L'inquietudine traspare in ogni pagina, come in ogni pagina senti il caldo africano come se lo avessi appiccicato sulla tua pelle. Senti il sudore, gli odori acri e insopportabili, la bassezza dell'essere umano che umano dimentica di essere. Senti le aspettative schiantarsi contro un mondo scuro e basso. Senti quello che non vedi e che diventa, parola dopo parola, una nube di odori intensi e sgradevoli e afa e sudore che ti opprime e soffoca e obnubila i sensi. Simenon sa raccontare ciò che succede senza raccontare l'accaduto. Dell'uomo e del dentro l'uomo.
domenica 25 gennaio 2026
venerdì 23 gennaio 2026
Viaggio in libreria. A cura di Paolo Mugnai
Un dono. Un libro lo e' sempre. Se poi parla di librerie è quasi un dono doppio. Se poi, dalle librerie protagoniste, sgorgano altrettante storie, il dono si triplica o quadruplica o ancora di più. Perché leggere è magia. Perché che sia finzione o realtà quello che leggi ti porta via. Da dove sei. Da chi sei. E sogni, credi, speri, voli. Le altre storie sono le tue storie. E tu, che stai leggendo, consegni la tua di storia, silenziosa e non raccontata, nelle mani di tutte le altre. Ti senti un tutt'uno. E non sei più solo.
giovedì 22 gennaio 2026
La portalettere. Francesca Giannone
Un bel romanzo. Di quelli che scorrono, che ti incuriosiscono, in cui puoi immergerti ed immedesimarti. I protagonisti raccontati possono essere veri e forse lo sono, ma sicuramente autentica e' la moltitudine di sentimenti che agitano gli animi, che si intrecciano, che dirigono le vite smuovendo i destini. Sentimenti mai sfacciatamente vissuti ma trattenuti, tenuti segreti, celati e, forse, per questo ancora più forti e determinanti.
lunedì 12 gennaio 2026
Nella carne. David Szalay
"Nella carne" lo leggi senza riuscire a staccartene. All'inizio, personalmente, senza nessun particolare pathos, trovandolo freddo, distante, asettico. Eppure continui, come rapito, domandandoti cosa ti attragga ma tornandoci. Non è tanto la trama. A tratti quasi inverosimile per ciò che accade a Istvan. È sicuramente il modo di narrare.
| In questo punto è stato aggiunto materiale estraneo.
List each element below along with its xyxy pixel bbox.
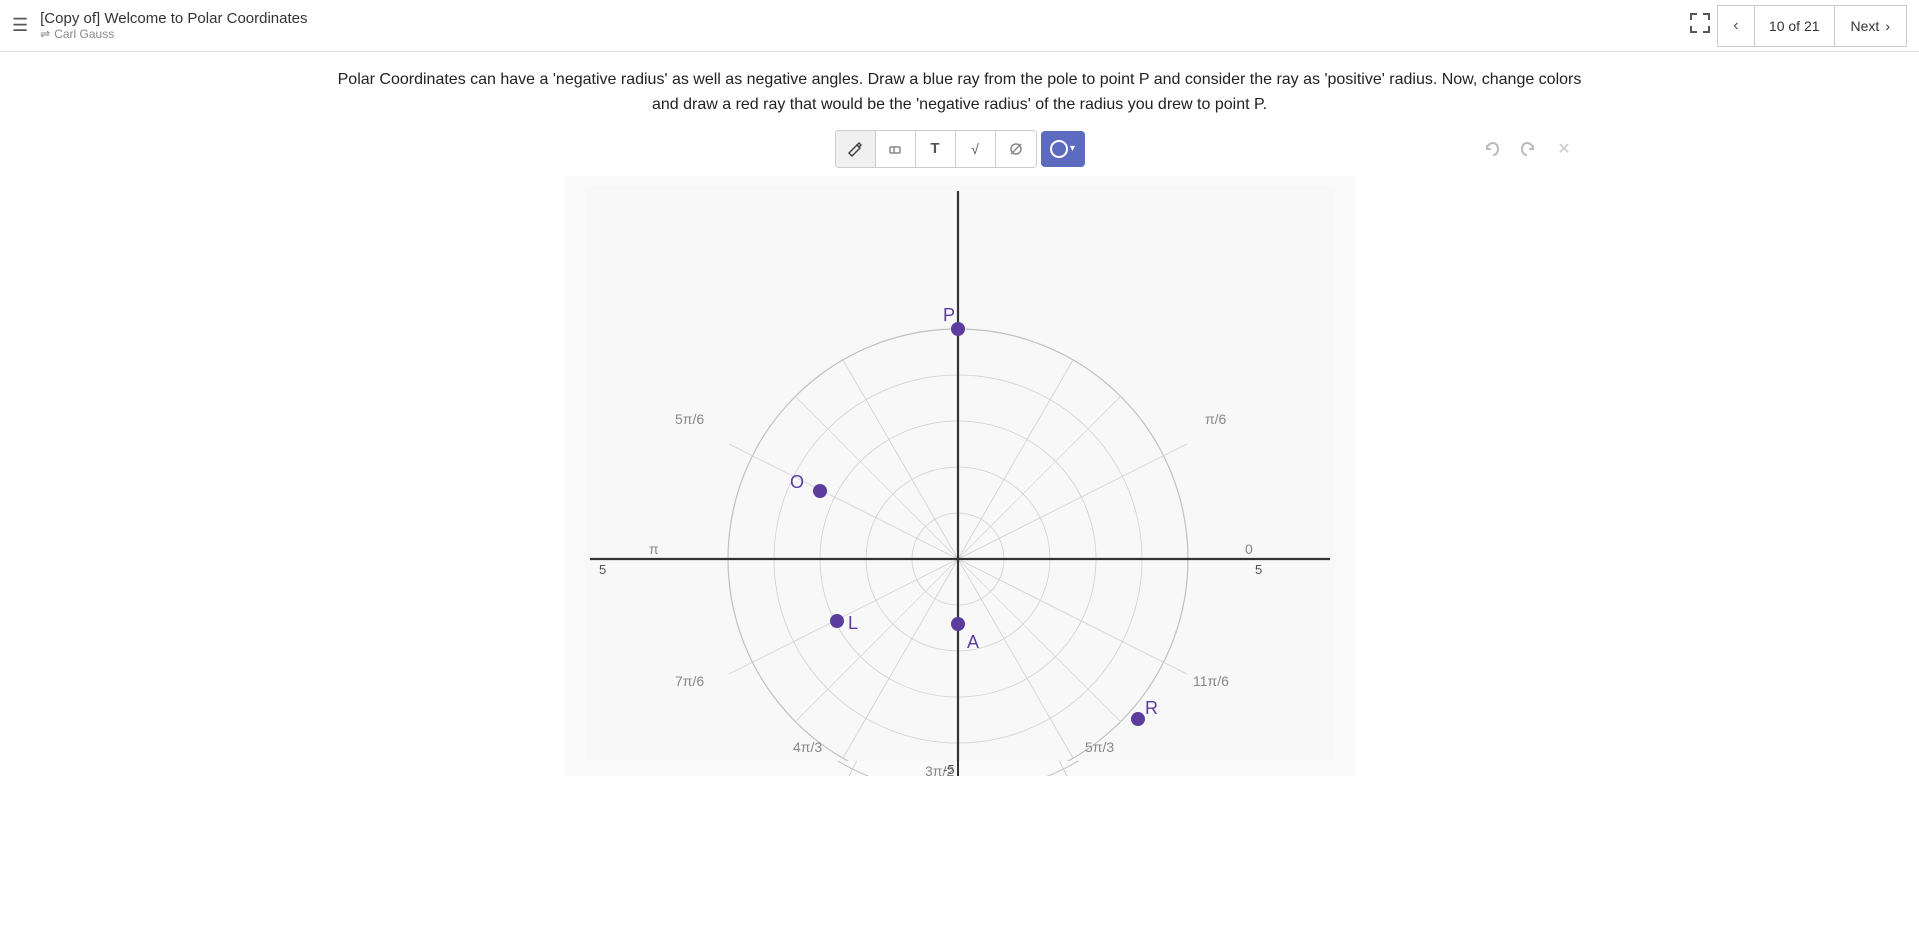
subtitle-icon: ⇌ [40, 27, 50, 41]
color-swatch [1050, 140, 1068, 158]
svg-text:-5: -5 [943, 762, 955, 776]
svg-text:π: π [649, 541, 659, 557]
subtitle-author: Carl Gauss [54, 27, 114, 41]
drawing-toolbar: T √ ▾ ✕ [0, 130, 1919, 168]
eraser-tool-button[interactable] [876, 131, 916, 167]
svg-text:5π/6: 5π/6 [675, 411, 704, 427]
svg-text:0: 0 [1245, 541, 1253, 557]
fullscreen-button[interactable] [1683, 6, 1717, 45]
app-header: ☰ [Copy of] Welcome to Polar Coordinates… [0, 0, 1919, 52]
pencil-tool-button[interactable] [836, 131, 876, 167]
undo-button[interactable] [1477, 134, 1507, 164]
next-button[interactable]: Next › [1834, 5, 1907, 47]
header-center [1683, 6, 1717, 45]
move-tool-button[interactable] [996, 131, 1036, 167]
sqrt-tool-button[interactable]: √ [956, 131, 996, 167]
clear-button[interactable]: ✕ [1549, 134, 1579, 164]
instruction-text: Polar Coordinates can have a 'negative r… [0, 52, 1919, 130]
page-title: [Copy of] Welcome to Polar Coordinates [40, 10, 1683, 27]
color-dropdown-icon: ▾ [1070, 143, 1075, 154]
svg-text:P: P [943, 305, 955, 325]
header-title-block: [Copy of] Welcome to Polar Coordinates ⇌… [40, 10, 1683, 41]
svg-text:O: O [790, 472, 804, 492]
svg-text:5: 5 [599, 562, 606, 577]
redo-button[interactable] [1513, 134, 1543, 164]
svg-text:R: R [1145, 698, 1158, 718]
svg-text:5π/3: 5π/3 [1085, 739, 1114, 755]
prev-button[interactable]: ‹ [1717, 5, 1755, 47]
svg-text:A: A [967, 632, 979, 652]
header-nav: ‹ 10 of 21 Next › [1717, 5, 1907, 47]
page-info: 10 of 21 [1755, 5, 1834, 47]
menu-icon[interactable]: ☰ [12, 15, 28, 36]
svg-text:π/6: π/6 [1205, 411, 1227, 427]
svg-text:11π/6: 11π/6 [1193, 673, 1229, 689]
canvas-container: 0 π 5 5 -5 π/6 5π/6 7π/6 11π/6 4π/3 5π/3… [0, 176, 1919, 796]
next-icon: › [1885, 18, 1890, 34]
tools-group: T √ [835, 130, 1037, 168]
toolbar-actions: ✕ [1477, 134, 1579, 164]
text-tool-button[interactable]: T [916, 131, 956, 167]
instruction-line1: Polar Coordinates can have a 'negative r… [40, 68, 1879, 93]
svg-text:5: 5 [1255, 562, 1262, 577]
svg-text:7π/6: 7π/6 [675, 673, 704, 689]
svg-text:4π/3: 4π/3 [793, 739, 822, 755]
polar-canvas[interactable]: 0 π 5 5 -5 π/6 5π/6 7π/6 11π/6 4π/3 5π/3… [565, 176, 1355, 776]
instruction-line2: and draw a red ray that would be the 'ne… [40, 93, 1879, 118]
header-subtitle: ⇌ Carl Gauss [40, 27, 1683, 41]
svg-text:L: L [848, 613, 858, 633]
color-picker-button[interactable]: ▾ [1041, 131, 1085, 167]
Una cronaca priva di qualsiasi tratto che tocchi le corde dell'emotivita' insieme alla quasi spersonificazione di Istvan da ciò che gli succede. Tutto è raccontato come se chi vive non vivesse ma si facesse semplicemente vivere. Qui si racconta non solo il destino a cui siamo sottoposti ma anche come ci allontaniamo dai nostri stessi sentimenti facendoci vivere e non vivendo più.